CINCINNATI -- Procter & Gamble predicts a further blurring of the lines between health and beauty products, company executives said during a recent media briefing here.
"We have developed a core appreciation for the inner relationship between health and beauty," said Scott Mautz, associate director, health care, North American market strategy and planning. One example is skin care products that integrate health and beauty components. Another is oral care products, such as whitening toothpastes, he said.
Several years ago, "toothpaste was toothpaste -- it was about healthy teeth. That has all changed now," Mautz said.
"We have products in skin care now that not only regenerate dead skin cells but help return the glow to your face and make you beautiful again. Nutraceuticals have exploded, and depending on the particular brand and what the nutraceutical does, they also straddle the line between health and beauty," he said. Nutraceuticals can be either pills or pharmaceutical products with nutritional value, or a food with nutritional value enhanced by pharmaceuticals.
Consumers believe that being at their best now means looking good and feeling good, Mautz said. "We hear time and time again in research with consumers that there is this constant struggle to find an inner and outer balance, to blend these elements into a healthy lifestyle. We honestly believe that the retailer who can figure that out and crack that code in partnership with the right manufacturer is going to be positioned to really win. The products offered in today's marketplace are blurring the lines between health and beauty and accelerating that trend."
Health and beauty products have become a clear focus at Procter & Gamble and now represent 41% of the company's sales, a company spokeswoman told SN. As a result, the company "has arrived" as a player in the HBC business, Mautz said.
Meanwhile, the P&G executives applauded retailers that are taking advantage of HBC's potential. For example, some chains -- like Giant Eagle, Hy-Vee, H.E. Butt Grocery Co. and others -- are starting to put such products into a merchandising environment that emphasizes the integration of health and beauty. "That's a huge opportunity," said Jim Flannery, director, global customer development.

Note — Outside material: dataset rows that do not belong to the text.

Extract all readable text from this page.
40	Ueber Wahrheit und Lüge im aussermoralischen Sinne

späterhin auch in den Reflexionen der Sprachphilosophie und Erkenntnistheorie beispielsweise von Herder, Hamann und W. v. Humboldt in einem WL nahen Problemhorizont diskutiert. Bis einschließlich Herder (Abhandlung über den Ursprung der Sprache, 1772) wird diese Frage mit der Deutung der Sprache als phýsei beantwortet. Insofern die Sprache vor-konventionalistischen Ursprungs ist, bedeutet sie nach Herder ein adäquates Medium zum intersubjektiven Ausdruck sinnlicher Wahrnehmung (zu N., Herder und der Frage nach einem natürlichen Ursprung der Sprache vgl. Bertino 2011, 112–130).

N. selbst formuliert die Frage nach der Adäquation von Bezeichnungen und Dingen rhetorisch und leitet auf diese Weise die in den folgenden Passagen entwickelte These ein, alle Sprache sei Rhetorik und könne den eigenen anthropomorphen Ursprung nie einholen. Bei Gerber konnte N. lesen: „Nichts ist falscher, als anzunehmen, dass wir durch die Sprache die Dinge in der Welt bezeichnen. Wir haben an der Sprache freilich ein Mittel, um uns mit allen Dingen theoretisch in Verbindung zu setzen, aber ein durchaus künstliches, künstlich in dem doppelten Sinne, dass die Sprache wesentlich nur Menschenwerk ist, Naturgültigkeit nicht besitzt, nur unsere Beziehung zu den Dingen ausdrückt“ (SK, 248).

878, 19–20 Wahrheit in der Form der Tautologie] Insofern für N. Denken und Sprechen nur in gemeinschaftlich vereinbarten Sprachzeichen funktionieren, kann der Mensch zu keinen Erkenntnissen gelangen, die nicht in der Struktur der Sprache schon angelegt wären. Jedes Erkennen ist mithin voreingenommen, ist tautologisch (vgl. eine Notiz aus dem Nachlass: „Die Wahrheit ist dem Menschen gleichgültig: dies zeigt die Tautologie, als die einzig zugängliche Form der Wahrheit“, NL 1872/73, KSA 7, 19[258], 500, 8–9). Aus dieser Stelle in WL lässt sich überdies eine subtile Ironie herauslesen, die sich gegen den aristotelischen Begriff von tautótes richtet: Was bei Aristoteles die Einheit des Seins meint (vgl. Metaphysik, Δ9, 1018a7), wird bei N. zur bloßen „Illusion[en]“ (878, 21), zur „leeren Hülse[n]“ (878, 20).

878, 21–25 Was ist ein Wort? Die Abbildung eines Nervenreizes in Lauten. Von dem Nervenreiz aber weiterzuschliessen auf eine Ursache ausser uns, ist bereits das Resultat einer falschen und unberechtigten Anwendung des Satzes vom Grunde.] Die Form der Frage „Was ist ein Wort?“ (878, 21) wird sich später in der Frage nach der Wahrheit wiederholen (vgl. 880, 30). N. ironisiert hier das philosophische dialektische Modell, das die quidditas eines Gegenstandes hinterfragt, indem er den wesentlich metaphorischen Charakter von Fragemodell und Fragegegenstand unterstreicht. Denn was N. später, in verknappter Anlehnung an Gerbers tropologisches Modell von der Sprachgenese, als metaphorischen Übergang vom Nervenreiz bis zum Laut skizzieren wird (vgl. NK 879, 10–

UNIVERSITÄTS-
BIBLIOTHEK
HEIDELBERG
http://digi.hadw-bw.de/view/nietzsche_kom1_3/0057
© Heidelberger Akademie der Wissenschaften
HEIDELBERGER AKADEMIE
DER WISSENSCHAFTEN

"I'm seeing lots of conventional grocery retailers starting to redefine themselves in the health and beauty care category. Much like over the last several years, they've turned perimeter departments like produce, meat and bakery into something very special. They are starting to do the same thing with health and beauty care," Flannery said.

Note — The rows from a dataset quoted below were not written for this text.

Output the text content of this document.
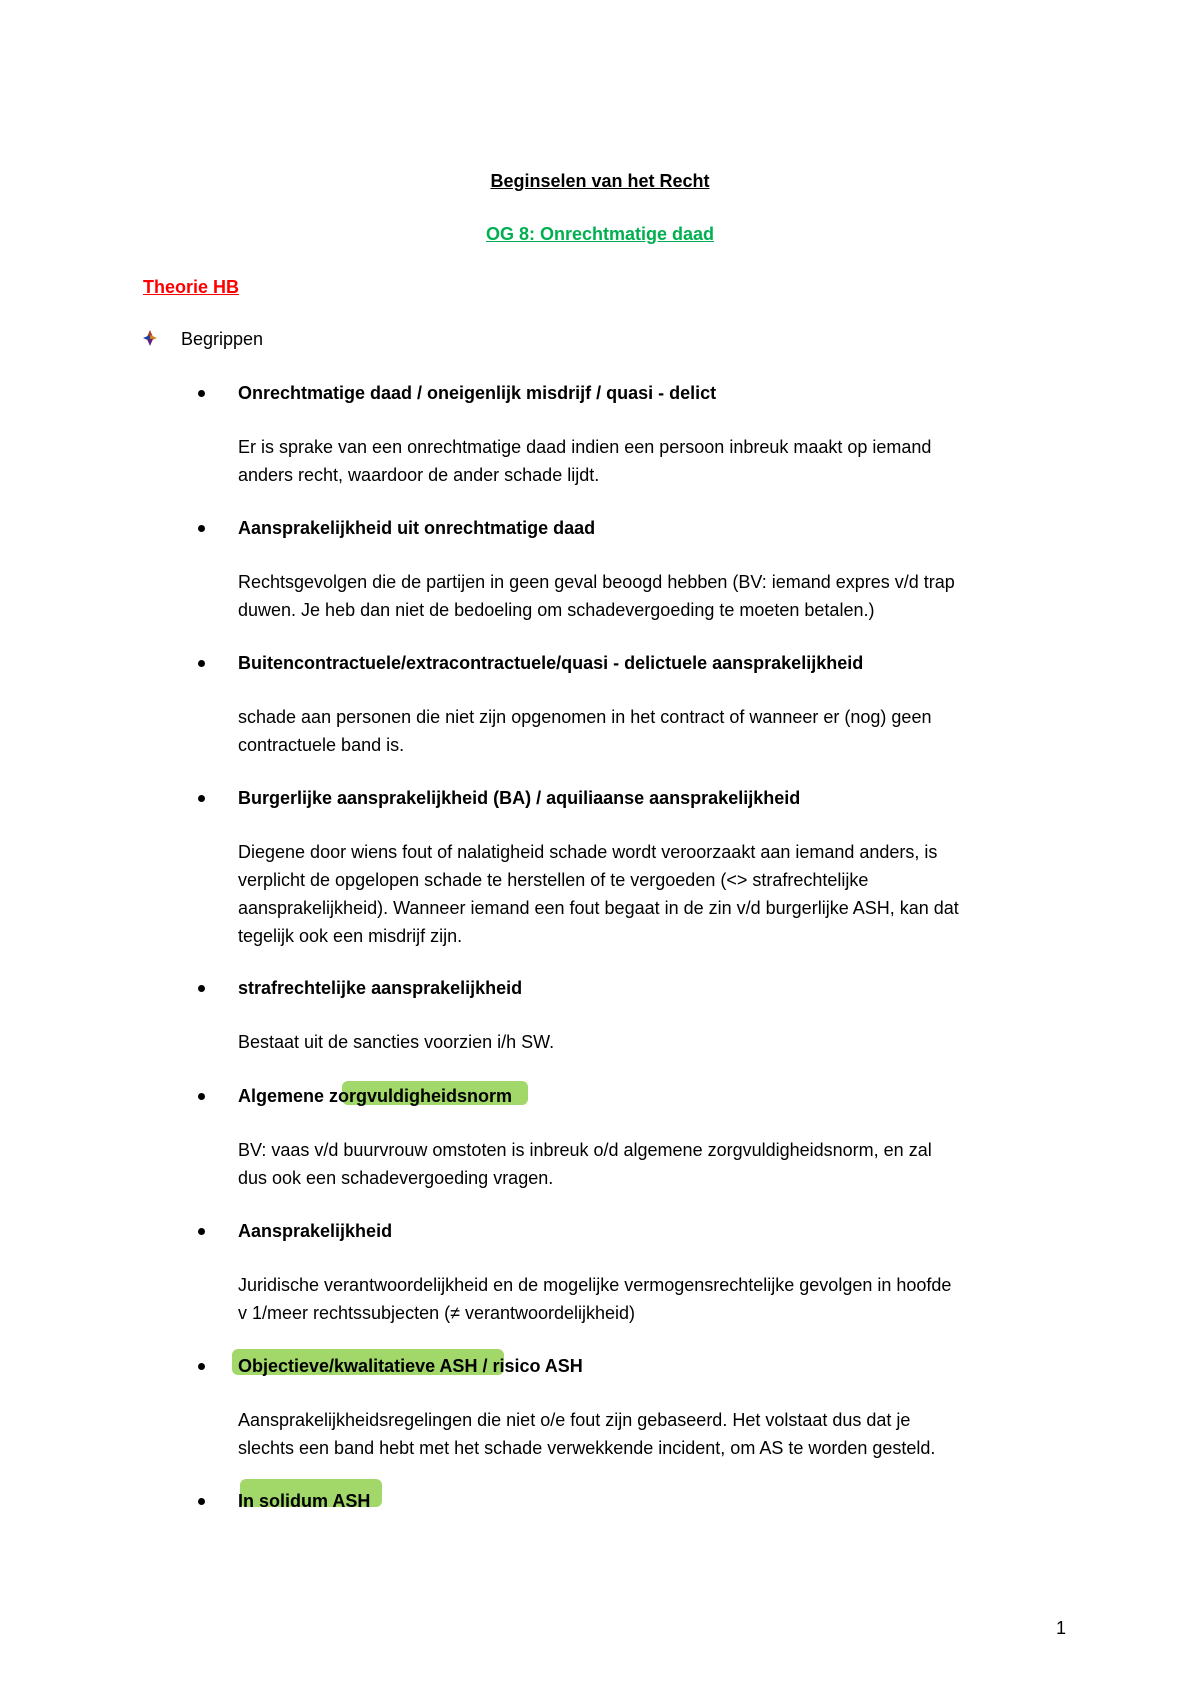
Beginselen van het Recht
OG 8: Onrechtmatige daad
Theorie HB
Begrippen
Onrechtmatige daad / oneigenlijk misdrijf / quasi - delict
Er is sprake van een onrechtmatige daad indien een persoon inbreuk maakt op iemand
anders recht, waardoor de ander schade lijdt.
Aansprakelijkheid uit onrechtmatige daad
Rechtsgevolgen die de partijen in geen geval beoogd hebben (BV: iemand expres v/d trap
duwen. Je heb dan niet de bedoeling om schadevergoeding te moeten betalen.)
Buitencontractuele/extracontractuele/quasi - delictuele aansprakelijkheid
schade aan personen die niet zijn opgenomen in het contract of wanneer er (nog) geen
contractuele band is.
Burgerlijke aansprakelijkheid (BA) / aquiliaanse aansprakelijkheid
Diegene door wiens fout of nalatigheid schade wordt veroorzaakt aan iemand anders, is
verplicht de opgelopen schade te herstellen of te vergoeden (<> strafrechtelijke
aansprakelijkheid). Wanneer iemand een fout begaat in de zin v/d burgerlijke ASH, kan dat
tegelijk ook een misdrijf zijn.
strafrechtelijke aansprakelijkheid
Bestaat uit de sancties voorzien i/h SW.
Algemene zorgvuldigheidsnorm
BV: vaas v/d buurvrouw omstoten is inbreuk o/d algemene zorgvuldigheidsnorm, en zal
dus ook een schadevergoeding vragen.
Aansprakelijkheid
Juridische verantwoordelijkheid en de mogelijke vermogensrechtelijke gevolgen in hoofde
v 1/meer rechtssubjecten (≠ verantwoordelijkheid)
Objectieve/kwalitatieve ASH / risico ASH
Aansprakelijkheidsregelingen die niet o/e fout zijn gebaseerd. Het volstaat dus dat je
slechts een band hebt met het schade verwekkende incident, om AS te worden gesteld.
In solidum ASH
1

Reuben Carranza, director, beauty and feminine care, North American market strategy and planning, noted that shoppers of traditional supermarkets are already stocking up in these categories, but probably doing it in other channels. "It's fantastic that our supermarket retailers are focusing on this," as it puts more items in the shopping baskets, taking advantage of the "real estate capital intensive environment" that most supermarkets are in, he said.
Consumers want what P&G calls "integrated health and beauty care shopping," Mautz said. "They are looking for solutions in products that help them to weave their needs together very easily and help them enjoy the shopping experience."
Additionally, consumers are "incredibly empowered" today. Because of the Internet, shoppers are coming into retail outlets armed with information about the health and beauty care category, he said.
"This is a tremendous change from even 10 years ago and it is changing the dynamics of what retailers need to provide and deliver on to win at health and beauty care," Mautz said.